El agua de mar como aliada contra la hipertensión, el colesterol y la diabetes

Los estudios realizados con agua de mar son conocidos desde hace mucho tiempo. Fue el griego Eurípides quien en su día ya dijo que “el agua de mar cura todos los males del hombre” y los estudios posteriores le han dado la razón.

Un estudio llevado a cabo en Taiwán por la China Medical University ha arrojado unos resultados más que relevantes ya que aseguran que el agua de mar posee la capacidad de regular la presión sanguínea y el nivel de lípidos en sangre.

La investigación se llevó a cabo durante ocho semanas con ratas hipertensas. Durante este periodo se observó que los concentrados con agua de mar disminuyeron la presión sistólica y diastólica de los animales.

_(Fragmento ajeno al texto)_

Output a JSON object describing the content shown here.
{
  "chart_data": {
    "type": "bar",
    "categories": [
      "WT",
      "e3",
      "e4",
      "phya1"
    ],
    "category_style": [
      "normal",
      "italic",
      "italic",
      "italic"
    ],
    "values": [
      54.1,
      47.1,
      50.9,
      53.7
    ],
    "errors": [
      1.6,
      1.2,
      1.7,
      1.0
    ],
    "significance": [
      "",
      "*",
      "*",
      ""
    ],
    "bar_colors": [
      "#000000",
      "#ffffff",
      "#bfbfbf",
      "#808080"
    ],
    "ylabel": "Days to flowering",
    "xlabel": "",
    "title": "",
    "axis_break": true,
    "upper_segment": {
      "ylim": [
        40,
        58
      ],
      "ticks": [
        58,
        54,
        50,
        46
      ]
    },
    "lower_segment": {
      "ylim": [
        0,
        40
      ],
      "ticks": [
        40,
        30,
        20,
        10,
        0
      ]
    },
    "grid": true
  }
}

Entre otras cuestiones, se observó la acción preventiva sobre la aparición de la aterogénesis (depósito e infiltración de sustancias lipídicas en las paredes de las arterias de mediano y grueso calibre) en conejos hipercolesterolémicos. El agua de mar disminuyó de forma significativas los niveles de colesterol sérico, así como la acumulación de lípidos en los tejidos del hígado. Además, limitó las estrías grasas aórticas.

Los resultados obtenidos corroboran y profundizan en las conclusiones ya obtenidas en anteriores trabajos de los doctores Fu ZY, Hwang HS y Radhakrishnan G. El segundo de estos médicos, demostró en su día cómo esta acción estimulante del agua de mar también tiene como consecuencia una acción reguladora sobre la diabetes mellitus tipo-2 y la obesidad.

En sus estudios, estos doctores postulan que el agua de mar podría usarse potencialmente como agua potable, ya que modula la presión de la sangre, reduce los lípidos y previene la aterogénesis.